RANCANG BANGUN MESIN ANODIZING TIPE BATCH DENGAN SISTEM SIRKULASI ELEKTROLIT MANDIRI
Kata Kunci:
Anodizing Aluminium, Mesin Anodizing, Sirkulasi Elektrolit, Sistem Pendingin, Tipe BatchAbstrak
Proses anodizing aluminium bertujuan meningkatkan ketahanan korosi, kekerasan permukaan, dan kualitas tampilan melalui pembentukan lapisan oksida. Namun, proses anodizing secara manual masih memiliki kendala berupa kenaikan suhu larutan elektrolit, distribusi larutan yang kurang merata, dan penurunan kualitas lapisan akibat kondisi proses yang kurang stabil. Penelitian ini bertujuan merancang dan membangun mesin anodizing tipe batch dengan sistem sirkulasi elektrolit mandiri untuk menjaga kestabilan suhu dan sirkulasi larutan sehingga kualitas hasil anodisasi dapat ditingkatkan. Metode penelitian yang digunakan adalah metode kuantitatif yang meliputi tahap perancangan, pembuatan, perakitan, pengujian, dan analisis kinerja mesin. Pengujian dilakukan menggunakan aluminium paduan seri 6061 dengan variasi rapat arus sebesar 1 A/dm², 2 A/dm², dan 3 A/dm² pada tegangan 5 volt selama 20 menit. Parameter yang diamati meliputi suhu larutan elektrolit dan kualitas permukaan hasil anodisasi. Hasil penelitian menunjukkan bahwa mesin berhasil dibuat sesuai rancangan dan seluruh sistem bekerja dengan baik. Penggunaan sistem sirkulasi, pendingin, dan aerator mampu menurunkan suhu akhir larutan dari 25,7 °C menjadi 24,6 °C pada rapat arus 1 A/dm² serta menurunkan laju kenaikan suhu dari 0,080 menjadi 0,025 °C/menit. Kondisi tersebut menghasilkan permukaan anodizing yang lebih halus, lebih merata, dan memiliki cacat yang lebih sedikit dibandingkan proses tanpa sistem sirkulasi.

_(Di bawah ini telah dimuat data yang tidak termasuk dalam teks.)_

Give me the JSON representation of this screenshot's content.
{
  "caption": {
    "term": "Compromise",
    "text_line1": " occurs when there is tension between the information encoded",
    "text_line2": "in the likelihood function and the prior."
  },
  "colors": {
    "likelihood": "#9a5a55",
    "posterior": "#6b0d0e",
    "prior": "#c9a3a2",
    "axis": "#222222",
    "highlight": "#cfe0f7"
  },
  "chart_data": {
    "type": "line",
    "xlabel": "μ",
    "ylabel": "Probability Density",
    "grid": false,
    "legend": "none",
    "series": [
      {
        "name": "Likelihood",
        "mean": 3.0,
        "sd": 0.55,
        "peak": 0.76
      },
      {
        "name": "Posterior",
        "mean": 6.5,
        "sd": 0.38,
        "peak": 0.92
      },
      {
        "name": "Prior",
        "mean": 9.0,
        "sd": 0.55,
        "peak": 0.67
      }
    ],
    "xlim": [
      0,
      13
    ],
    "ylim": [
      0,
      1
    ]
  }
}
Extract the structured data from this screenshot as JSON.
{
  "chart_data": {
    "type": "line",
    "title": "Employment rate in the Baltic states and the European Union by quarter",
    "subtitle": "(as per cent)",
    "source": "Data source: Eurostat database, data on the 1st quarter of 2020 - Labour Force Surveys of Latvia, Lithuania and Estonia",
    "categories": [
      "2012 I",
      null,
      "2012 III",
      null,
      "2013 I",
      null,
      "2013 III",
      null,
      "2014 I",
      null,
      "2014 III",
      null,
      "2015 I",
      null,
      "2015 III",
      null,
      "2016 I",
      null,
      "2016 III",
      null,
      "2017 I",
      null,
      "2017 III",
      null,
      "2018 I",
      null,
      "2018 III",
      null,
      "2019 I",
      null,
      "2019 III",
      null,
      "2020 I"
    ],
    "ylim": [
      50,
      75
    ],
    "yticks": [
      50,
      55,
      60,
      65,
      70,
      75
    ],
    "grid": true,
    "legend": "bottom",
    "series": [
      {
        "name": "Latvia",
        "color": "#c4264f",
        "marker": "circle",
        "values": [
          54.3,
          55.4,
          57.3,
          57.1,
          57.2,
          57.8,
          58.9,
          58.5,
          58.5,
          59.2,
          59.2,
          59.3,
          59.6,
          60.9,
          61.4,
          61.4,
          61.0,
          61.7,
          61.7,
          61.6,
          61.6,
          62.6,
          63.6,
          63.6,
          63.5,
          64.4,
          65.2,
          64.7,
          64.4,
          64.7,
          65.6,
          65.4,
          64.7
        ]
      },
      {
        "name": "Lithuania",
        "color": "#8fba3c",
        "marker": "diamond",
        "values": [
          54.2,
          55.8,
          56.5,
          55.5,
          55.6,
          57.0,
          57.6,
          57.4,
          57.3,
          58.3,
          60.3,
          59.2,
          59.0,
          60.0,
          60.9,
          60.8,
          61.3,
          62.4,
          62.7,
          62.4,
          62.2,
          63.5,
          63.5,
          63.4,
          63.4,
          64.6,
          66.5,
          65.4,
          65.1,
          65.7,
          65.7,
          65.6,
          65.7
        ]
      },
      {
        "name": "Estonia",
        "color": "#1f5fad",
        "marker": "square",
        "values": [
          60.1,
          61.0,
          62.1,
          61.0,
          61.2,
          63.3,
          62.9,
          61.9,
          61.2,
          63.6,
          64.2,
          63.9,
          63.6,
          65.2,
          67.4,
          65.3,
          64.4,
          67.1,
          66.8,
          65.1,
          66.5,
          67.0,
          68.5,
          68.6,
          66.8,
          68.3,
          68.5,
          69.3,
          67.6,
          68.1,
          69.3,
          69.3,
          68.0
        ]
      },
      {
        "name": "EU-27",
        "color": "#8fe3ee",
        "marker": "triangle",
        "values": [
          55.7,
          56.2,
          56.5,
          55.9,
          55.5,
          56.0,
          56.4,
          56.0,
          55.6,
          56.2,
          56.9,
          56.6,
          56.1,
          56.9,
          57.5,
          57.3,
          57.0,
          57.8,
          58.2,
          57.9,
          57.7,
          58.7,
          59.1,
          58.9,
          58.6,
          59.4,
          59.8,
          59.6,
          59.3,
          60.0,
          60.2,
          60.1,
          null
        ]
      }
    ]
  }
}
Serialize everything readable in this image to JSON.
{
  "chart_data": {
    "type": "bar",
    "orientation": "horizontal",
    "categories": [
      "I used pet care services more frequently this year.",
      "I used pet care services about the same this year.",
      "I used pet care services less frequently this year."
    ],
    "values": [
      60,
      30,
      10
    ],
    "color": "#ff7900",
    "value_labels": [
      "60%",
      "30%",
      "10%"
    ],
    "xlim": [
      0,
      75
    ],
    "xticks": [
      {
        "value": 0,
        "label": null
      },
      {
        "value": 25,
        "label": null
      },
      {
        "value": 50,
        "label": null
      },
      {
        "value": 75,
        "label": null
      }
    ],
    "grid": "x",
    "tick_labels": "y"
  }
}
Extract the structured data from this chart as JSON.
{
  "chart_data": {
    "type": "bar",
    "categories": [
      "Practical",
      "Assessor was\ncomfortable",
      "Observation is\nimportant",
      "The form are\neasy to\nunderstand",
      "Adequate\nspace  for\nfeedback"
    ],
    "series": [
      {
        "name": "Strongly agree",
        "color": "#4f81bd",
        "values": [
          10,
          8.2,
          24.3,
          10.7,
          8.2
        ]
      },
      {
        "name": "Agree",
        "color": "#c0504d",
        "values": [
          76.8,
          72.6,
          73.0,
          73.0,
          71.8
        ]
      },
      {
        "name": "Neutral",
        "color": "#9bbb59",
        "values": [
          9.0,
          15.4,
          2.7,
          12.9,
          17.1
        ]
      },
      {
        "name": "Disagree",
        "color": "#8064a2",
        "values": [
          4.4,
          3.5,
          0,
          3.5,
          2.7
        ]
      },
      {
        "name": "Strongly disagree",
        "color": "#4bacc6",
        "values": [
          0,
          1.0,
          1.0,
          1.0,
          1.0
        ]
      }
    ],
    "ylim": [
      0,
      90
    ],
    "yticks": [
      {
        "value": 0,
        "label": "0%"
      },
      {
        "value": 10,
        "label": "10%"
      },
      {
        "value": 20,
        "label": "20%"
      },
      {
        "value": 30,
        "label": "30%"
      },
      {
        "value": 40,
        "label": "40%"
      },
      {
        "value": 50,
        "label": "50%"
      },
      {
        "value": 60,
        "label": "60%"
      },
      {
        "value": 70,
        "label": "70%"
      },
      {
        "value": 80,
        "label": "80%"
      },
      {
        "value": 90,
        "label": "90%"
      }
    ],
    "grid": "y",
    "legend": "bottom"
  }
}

The anodizing process aims to improve corrosion resistance, surface hardness, and appearance quality through the formation of an oxide layer. However, the manual anodizing process still faces several challenges, including an increase in electrolyte solution temperature, uneven solution distribution, and reduced coating quality due to unstable process conditions. This study aims to design and develop a batch-type anodizing machine with an independent electrolyte circulation system to maintain temperature stability and solution circulation, thereby improving the quality of the anodized results. The research method used was a quantitative method, consisting of the stages of design, fabrication, assembly, testing, and machine performance analysis. The tests were conducted using 6061 aluminum alloy with current density variations of 1 A/dm², 2 A/dm², and 3 A/dm² at a voltage of 5 volts for 20 minutes. The observed parameters included electrolyte solution temperature and the surface quality of the anodized specimens. The results showed that the machine was successfully fabricated according to the design, and all systems operated properly. The use of the circulation system, cooling system, and aerator was able to reduce the final solution temperature from 25.7 °C to 24.6 °C at a current density of 1 A/dm² and reduce the temperature increase rate from 0.080 to 0.025 °C/min. These conditions resulted in a smoother and more uniform anodized surface with fewer defects compared to the process without the circulation system.